Pub in Gloucester, Gloucestershire, England

Robert Raikes' House is an historic 16th century timber-framed town house at 36–38 Southgate Street, Gloucester. It is now used as a public house called the Robert Raikes Inn.

==History==

Robert Raikes' House was built for use as a merchant's house in 1560. In the early 18th century the rear of the house was extended and internal alterations were carried out. Robert Raikes the Elder started publishing the Gloucester Journal from the building on 9 April 1722. Robert Raikes, the Younger moved his printing business into the house in 1758 where he continued to publish the Gloucester Journal. In 1772, he moved into the house to live with his family. Robert Raikes was a promoter of the Sunday school movement, he held Sunday school sessions in the house's garden and Robert's wife used to serve plum cake to the children. After his death, it was again used as a merchant's house and shop. There were minor alterations made to the building throughout the 19th and 20th centuries. In 1952, the building was grade II* listed. In 1973, the Dirty Duck restaurant opened on the site later becoming the Golden Cross public house in 1975. In 2006, Samuel Smiths bought the building and spent £4.5 million on its restoration. As part of this restoration, the shop front was replaced by more traditional wood-framed walls, also the Malt and Hops pub in the rear courtyard was demolished. It reopened in November 2008 as a public house.

==Architecture==

Robert Raikes' House is primarily made of a timber-frame with wattle and daub panels. It has a slate double purling roof and is additionally supported by two brick stacks with octagonal shafts. The front of the building has three timber-framed gables. In the 18th-century, a parallel range and cross wing with a raised cruck roof was built in brick at the rear of the building. The building has three storeys, which are jettied, and includes an attic and a cellar. The first floor jetty is supported by consoles, the second and attic floors are supported by curved knee braces. At the front of the building on the ground floor are large windows with glazing bars between the supporting timber posts, which were added in the early 19th-century. The style of the top two floors is typical of west country decorative timber framing. On these floors each of the three bays under the gables is split into three further sections by supporting timber posts and each of these is split again into three more horizontal sections. Each of which are decorated with patterns made of timber. The gables have scalloped and pierced barge boards decorated with spike finials. The doorway is on the right hand side of the second bay.

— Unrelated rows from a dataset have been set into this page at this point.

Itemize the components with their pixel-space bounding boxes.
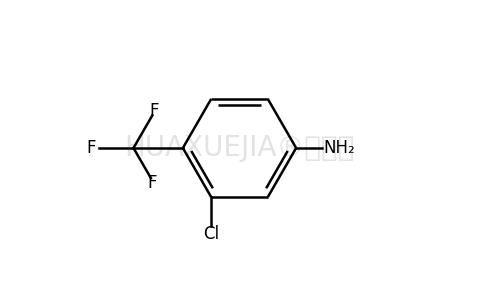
Text: NH₂: NH₂	[324, 139, 355, 157]
Text: Cl: Cl	[203, 225, 219, 243]
Text: HUAXUEJIA®化学加: HUAXUEJIA®化学加	[125, 134, 354, 162]
Text: F: F	[149, 102, 159, 120]
Text: F: F	[148, 173, 157, 192]
Text: F: F	[87, 139, 96, 157]
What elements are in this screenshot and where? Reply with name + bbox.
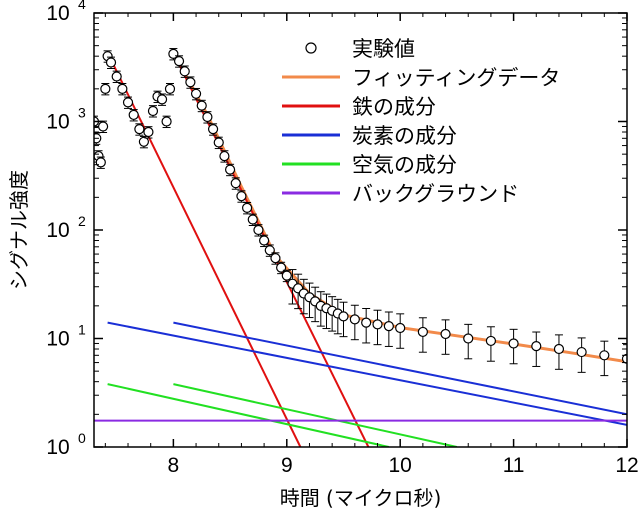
x-tick-label-3: 11 <box>503 454 525 477</box>
y-axis-label: シグナル強度 <box>7 170 31 290</box>
x-tick-label-2: 10 <box>389 454 412 477</box>
data-point-30 <box>224 164 236 175</box>
data-point-11 <box>128 109 139 121</box>
data-point-59 <box>485 335 497 347</box>
x-ticks: 8 9 10 11 12 <box>104 13 639 477</box>
y-ticks: 10 0 10 1 10 2 10 3 10 4 <box>46 0 627 459</box>
data-point-57 <box>440 328 451 340</box>
data-point-64 <box>599 350 610 361</box>
data-point-50 <box>338 311 349 322</box>
legend-marker-0 <box>305 42 317 54</box>
data-point-9 <box>117 83 128 94</box>
data-point-5 <box>100 83 111 94</box>
data-point-51 <box>349 314 360 325</box>
data-point-38 <box>270 253 281 264</box>
series-3-group <box>107 383 458 447</box>
x-axis-label: 時間 (マイクロ秒) <box>280 486 442 510</box>
data-point-33 <box>241 202 253 213</box>
legend-label-2: 鉄の成分 <box>352 95 436 119</box>
data-point-52 <box>361 317 372 328</box>
x-tick-label-4: 12 <box>615 454 638 477</box>
data-point-14 <box>143 126 154 138</box>
data-point-21 <box>173 56 185 67</box>
series-layer <box>94 48 627 447</box>
y-tick-label-3: 10 <box>46 111 69 134</box>
legend-label-1: フィッティングデータ <box>352 66 560 90</box>
series-3-line-0 <box>107 383 390 447</box>
data-point-17 <box>156 94 168 105</box>
y-tick-label-4: 10 <box>46 2 69 25</box>
data-point-29 <box>219 150 230 162</box>
data-point-27 <box>207 124 219 135</box>
data-point-63 <box>576 346 587 358</box>
y-tick-exponent-0: 0 <box>78 430 86 446</box>
data-point-39 <box>276 262 287 273</box>
series-1-group <box>106 52 370 447</box>
data-point-22 <box>179 66 190 77</box>
y-tick-exponent-3: 3 <box>78 105 86 121</box>
data-point-36 <box>259 235 270 246</box>
data-point-55 <box>395 322 406 334</box>
y-tick-exponent-2: 2 <box>78 213 86 229</box>
data-point-35 <box>253 224 264 236</box>
data-point-8 <box>111 71 122 82</box>
x-tick-label-0: 8 <box>168 454 180 477</box>
data-point-4 <box>97 121 109 132</box>
data-point-15 <box>147 105 159 117</box>
data-point-10 <box>122 97 134 108</box>
data-point-58 <box>463 333 474 344</box>
y-tick-exponent-1: 1 <box>78 322 86 338</box>
data-point-54 <box>383 321 394 332</box>
series-2-line-1 <box>173 321 627 416</box>
data-point-18 <box>161 116 172 127</box>
data-point-32 <box>236 191 247 202</box>
y-tick-label-2: 10 <box>46 219 69 242</box>
legend-label-0: 実験値 <box>352 37 415 61</box>
legend-label-3: 炭素の成分 <box>352 124 457 148</box>
x-tick-label-1: 9 <box>281 454 293 477</box>
data-point-31 <box>230 178 241 189</box>
data-point-65 <box>621 353 627 364</box>
data-point-12 <box>134 124 145 135</box>
data-point-28 <box>213 137 224 148</box>
data-point-24 <box>190 88 202 99</box>
data-point-13 <box>138 136 149 147</box>
series-2-group <box>107 321 627 426</box>
data-point-61 <box>531 341 542 352</box>
data-point-25 <box>196 100 207 111</box>
data-point-37 <box>264 245 275 256</box>
series-3-line-1 <box>173 383 458 447</box>
data-point-23 <box>185 77 196 88</box>
data-point-34 <box>247 214 258 225</box>
y-tick-label-1: 10 <box>46 328 69 351</box>
series-1-line-0 <box>106 52 302 447</box>
data-point-7 <box>105 57 117 68</box>
data-point-26 <box>202 111 213 123</box>
data-point-40 <box>281 270 292 281</box>
data-point-60 <box>508 338 519 349</box>
y-tick-label-0: 10 <box>46 436 69 459</box>
data-points <box>94 48 627 380</box>
legend-label-4: 空気の成分 <box>352 153 457 177</box>
data-point-53 <box>372 319 383 330</box>
legend-label-5: バックグラウンド <box>352 182 519 206</box>
data-point-62 <box>553 343 565 355</box>
data-point-56 <box>417 326 428 338</box>
y-tick-exponent-4: 4 <box>78 0 86 12</box>
data-point-3 <box>95 157 106 168</box>
data-point-19 <box>164 83 176 94</box>
series-2-line-0 <box>107 321 627 426</box>
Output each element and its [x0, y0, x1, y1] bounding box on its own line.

The interior of the building consists of seven rooms, with the rooms at the back of the building being more lavishly decorated than the rooms at the front. The ground floor is mostly open as it is used as a public house bar. It has exposed ceiling beams and joists which are supported by wooden posts. In the centre of the building is an 18th-century open well staircase with quarter landings, the walls are decorated with dado rails and half height wooden panels. The first floor landing has a two bay timber screen with arches on each side. There is a bedroom with full height panelling and this level also has 16th-century exposed timber framing in several walls. In the 18th century, a stone chimney with an architrave surround was added this is also present in the rooms on the upper floors. There is a second circular staircase on the north side of the building. The cellar consists of brick walls with brick barrel vaults. Throughout the building are a mix of paintings, technical drawings of the building itself and a biography of Robert Raikes. At the rear of the building is a large courtyard.